Kenji Fujimoto – strateg od narodzin koncepcji

Kenji Fujimoto przez lata pozostawał w cieniu spektakularnych premier i medialnych wydarzeń motoryzacyjnych, ale jego wpływ na japońską motoryzację był bardziej fundamentalny niż wielu mogłoby przypuszczać. Nie był projektantem ani inżynierem – był strategiem. Kimś, kto łączył świat rynkowych oczekiwań z realiami produkcyjnymi, a jednocześnie potrafił przewidywać trendy zanim jeszcze stały się widoczne. Jego kariera rozpoczęła się w dziale analiz jednego z największych koncernów motoryzacyjnych w Japonii, gdzie zajmował się badaniami preferencji konsumentów. Już wtedy dostrzegał, że motoryzacja musi zmieniać się wraz ze stylem życia. Przełomem był moment, kiedy powierzono mu zadanie stworzenia koncepcji nowej linii pojazdów miejskich. Zamiast kopiować konkurencję, Fujimoto zaproponował całkowicie nową filozofię – stworzenie samochodu jako narzędzia codziennej przyjemności, a nie tylko transportu. Pod jego nadzorem powstała platforma pojazdów, które wyróżniały się kompaktowością, zwinnością i funkcjonalnością, ale też stylowym, odważnym designem. Zyskały popularność nie tylko w Japonii, ale też w Europie, stając się symbolem miejskiego indywidualizmu. Fujimoto był mistrzem wyczuwania nastrojów społecznych – wiedział, kiedy nadszedł czas na samochody hybrydowe, kiedy warto postawić na systemy infotainment, a kiedy zainwestować w bardziej emocjonalny branding.
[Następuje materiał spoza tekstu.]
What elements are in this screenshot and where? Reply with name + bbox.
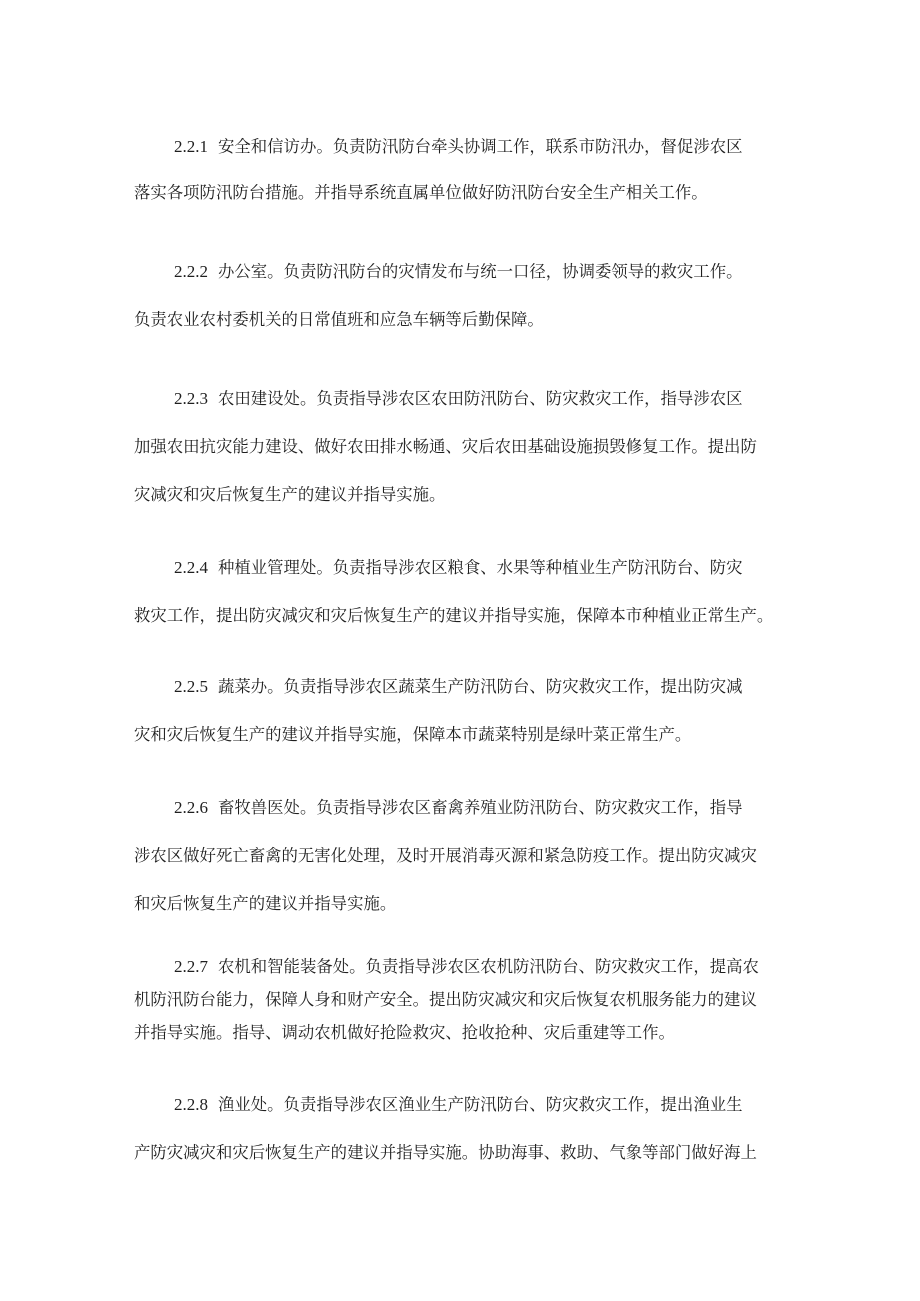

To on wdrażał filozofię „mniej znaczy więcej” w erze przesytu. Po latach został doradcą zarządu i mentorem dla zespołów produktowych. Choć nie projektował kształtów ani silników, to właśnie on decydował, jak będzie wyglądać portfolio firmy w nadchodzącej dekadzie. Kenji Fujimoto pozostaje jednym z tych, którzy nie rysowali aut, ale rysowali przyszłość – i robili to z wyjątkowym wyczuciem rytmu rynku i duszy kierowcy.